Research published last year by the Responsible Gambling Trust on FOBTs found that 37% of users were problematic gamblers. It also found that 80% of those who bet an average of £13.40 per spin or more were problematic gamblers. FOBTs will still be available for play at £100 per spin. The government’s measures have put the “fox in charge of the hen house” by encouraging bookmakers to sign players up to loyalty cards so they can seamlessly access stakes over £50. Already the bookmakers are bombarding FOBT players with emails and text messages with “free play” and bonus play” offers. Worryingly some bookmakers have turned their loyalty cards into cash top up cards for use not just on FOBTs but on remote gambling sites also. These measures are likely to exacerbate problem gambling not “help players to stay in control”.

So at Westminster the Tories brought forward non-evidence based measures focused on an arbitrary £50 figure, whilst in Scotland the SNP led Holyrood Executive announced, to the shock of its backbench assembly members, that it wouldn’t require betting operators to seek planning permission for new shops. In Scotland the SNP came in for heavy criticism for this decision, all the more surprising given their demand for greater powers to curb the proliferation of betting shops. On this aspect they already had the power to do something and didn’t. William Hill is the largest betting operator in Scotland and it is interesting that their former Chief Executive is an SNP supporter along with his wife, who donated £50,000 to the independence campaign last year.

Despite the Conservative attempts to shift it, the FOBT barnacle is still firmly stuck to their boat and they can’t escape an immediate question in the coming weeks: will the government reduce the stake to £2 per spin? That is what 93 Councils of cross party leaning, across England and Wales, have demanded and the new Secretary of State and his junior minister will have to answer by the end of June. This is where Tory policy toward FOBTs becomes confusing. The newly appointed Secretary of State John Whittingdale thinks FOBTs “are the cannabis of gambling” rather than, as most commentators refer to them, the “crack cocaine” and in his role on the DCMS select committee recommended more FOBTs be allowed in betting shops.

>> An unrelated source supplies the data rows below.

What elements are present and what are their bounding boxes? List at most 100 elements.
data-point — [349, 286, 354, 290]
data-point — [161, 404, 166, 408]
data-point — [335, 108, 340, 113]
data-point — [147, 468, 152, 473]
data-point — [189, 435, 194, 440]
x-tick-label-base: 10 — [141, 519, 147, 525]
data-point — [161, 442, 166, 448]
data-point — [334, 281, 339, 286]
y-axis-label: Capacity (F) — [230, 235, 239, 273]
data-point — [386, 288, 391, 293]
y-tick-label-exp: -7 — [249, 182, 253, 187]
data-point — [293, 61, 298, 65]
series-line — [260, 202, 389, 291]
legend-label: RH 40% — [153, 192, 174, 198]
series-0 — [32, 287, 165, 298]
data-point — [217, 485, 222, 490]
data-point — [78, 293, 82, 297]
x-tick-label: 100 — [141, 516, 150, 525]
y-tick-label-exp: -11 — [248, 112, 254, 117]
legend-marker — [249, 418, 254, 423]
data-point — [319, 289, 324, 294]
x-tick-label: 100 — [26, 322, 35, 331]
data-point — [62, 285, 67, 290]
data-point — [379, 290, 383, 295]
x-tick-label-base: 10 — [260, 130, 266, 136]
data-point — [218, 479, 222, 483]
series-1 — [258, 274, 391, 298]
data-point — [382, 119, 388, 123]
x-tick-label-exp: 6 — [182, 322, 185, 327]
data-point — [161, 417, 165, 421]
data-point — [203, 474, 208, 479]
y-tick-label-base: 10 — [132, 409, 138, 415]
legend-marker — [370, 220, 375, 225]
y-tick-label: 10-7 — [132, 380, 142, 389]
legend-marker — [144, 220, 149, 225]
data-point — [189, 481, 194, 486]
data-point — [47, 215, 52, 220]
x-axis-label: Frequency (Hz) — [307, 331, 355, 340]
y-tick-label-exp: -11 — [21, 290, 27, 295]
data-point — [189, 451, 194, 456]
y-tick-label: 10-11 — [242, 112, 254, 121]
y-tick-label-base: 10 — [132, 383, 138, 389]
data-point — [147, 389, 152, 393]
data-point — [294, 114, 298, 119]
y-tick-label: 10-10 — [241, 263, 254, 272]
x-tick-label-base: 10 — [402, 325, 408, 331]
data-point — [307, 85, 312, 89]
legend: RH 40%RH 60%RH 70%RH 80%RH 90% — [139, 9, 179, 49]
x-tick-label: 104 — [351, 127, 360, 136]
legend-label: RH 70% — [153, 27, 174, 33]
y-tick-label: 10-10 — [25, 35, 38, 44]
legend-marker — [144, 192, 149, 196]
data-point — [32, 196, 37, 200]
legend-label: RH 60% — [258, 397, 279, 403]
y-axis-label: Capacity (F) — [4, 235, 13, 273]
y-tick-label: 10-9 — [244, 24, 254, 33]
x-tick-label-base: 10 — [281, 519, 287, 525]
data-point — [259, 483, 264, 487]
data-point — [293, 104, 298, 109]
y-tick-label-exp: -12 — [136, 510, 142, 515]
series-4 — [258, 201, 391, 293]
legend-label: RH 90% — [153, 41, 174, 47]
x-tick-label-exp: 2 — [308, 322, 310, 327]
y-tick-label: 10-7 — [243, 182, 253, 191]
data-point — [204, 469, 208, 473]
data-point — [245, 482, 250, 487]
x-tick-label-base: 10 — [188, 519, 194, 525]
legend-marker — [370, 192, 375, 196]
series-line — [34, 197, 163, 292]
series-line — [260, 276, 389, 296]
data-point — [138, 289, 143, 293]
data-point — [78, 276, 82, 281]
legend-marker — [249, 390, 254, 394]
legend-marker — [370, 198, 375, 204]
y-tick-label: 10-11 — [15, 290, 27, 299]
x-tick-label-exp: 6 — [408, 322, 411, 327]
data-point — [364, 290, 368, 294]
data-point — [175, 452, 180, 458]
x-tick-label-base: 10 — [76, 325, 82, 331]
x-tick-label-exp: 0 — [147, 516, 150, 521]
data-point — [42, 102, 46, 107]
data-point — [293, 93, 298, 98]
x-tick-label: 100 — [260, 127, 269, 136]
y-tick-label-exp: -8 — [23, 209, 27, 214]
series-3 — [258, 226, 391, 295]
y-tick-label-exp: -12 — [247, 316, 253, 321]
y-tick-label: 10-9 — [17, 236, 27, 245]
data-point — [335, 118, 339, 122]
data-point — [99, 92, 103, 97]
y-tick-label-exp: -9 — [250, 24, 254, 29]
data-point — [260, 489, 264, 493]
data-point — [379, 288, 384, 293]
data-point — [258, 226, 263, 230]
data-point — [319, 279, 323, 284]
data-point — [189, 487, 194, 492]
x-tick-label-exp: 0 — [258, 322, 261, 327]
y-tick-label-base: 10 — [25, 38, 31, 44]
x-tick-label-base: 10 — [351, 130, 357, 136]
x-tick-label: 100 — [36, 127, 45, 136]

Meanwhile the junior minister, Tracey Crouch, has campaigned in her local constituency against FOBTs and is on record saying “I believe that we should look carefully at limiting them or limiting the stakes that people can place on them”. So what is Tory policy on FOBTs post the general election? A question I raised on the floor of the House of Commons last week.

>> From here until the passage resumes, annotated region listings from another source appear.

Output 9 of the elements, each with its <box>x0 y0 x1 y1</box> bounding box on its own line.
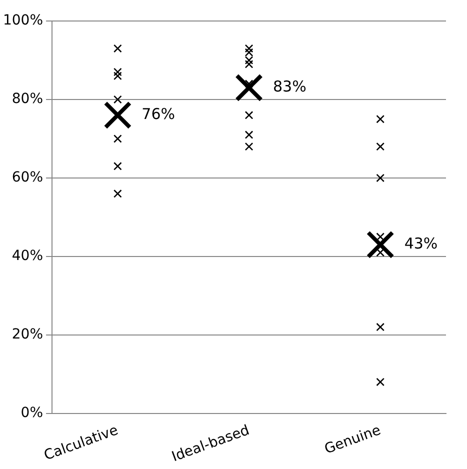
y-tick-label: 40% <box>12 248 44 264</box>
y-tick-label: 80% <box>12 91 44 108</box>
data-label: 43% <box>404 234 438 253</box>
data-label: 83% <box>273 78 306 96</box>
y-tick-label: 60% <box>12 170 44 186</box>
y-tick-label: 0% <box>20 405 44 422</box>
y-tick-label: 20% <box>12 326 44 343</box>
y-tick-label: 100% <box>2 12 44 29</box>
data-label: 76% <box>142 105 176 124</box>
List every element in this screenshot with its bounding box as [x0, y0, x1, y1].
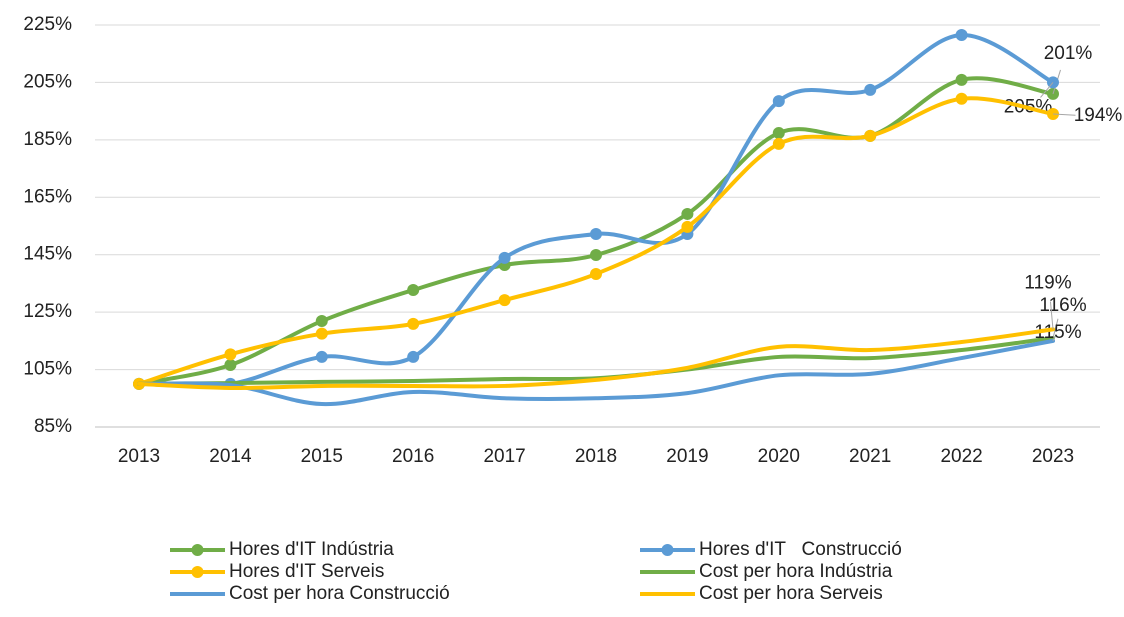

Like the Tories, the SNP appear to be confused about how to deal with FOBTs, on one hand leaving betting shops in Scotland to open in any premises on any high street they wish, but at the same time calling on Westminster to devolve greater powers over gambling to Holyrood. In their election manifesto they said “there is no doubt that FOBTs cause harm and hardship in communities across Scotland… the problem of FOBTs is linked to the proliferation of betting shops”.

With the Tories effectively without a policy on FOBTs and a possible ministerial split in determining one, and the SNP unable to differentiate between dealing with an issue of significance across the whole country and wanting to pin it to a devolved agenda, it will fall to the Labour Party to continue the real debate about how to deal with these highly addictive machines.

That debate looks set to kick off in the House of Lords shortly with a Private Members Bill calling for a £2 cap, followed by the governments’ response to 93 Councils demanding the same. The Tories old barnacle may get bigger and land itself on the SNP’s boat as well!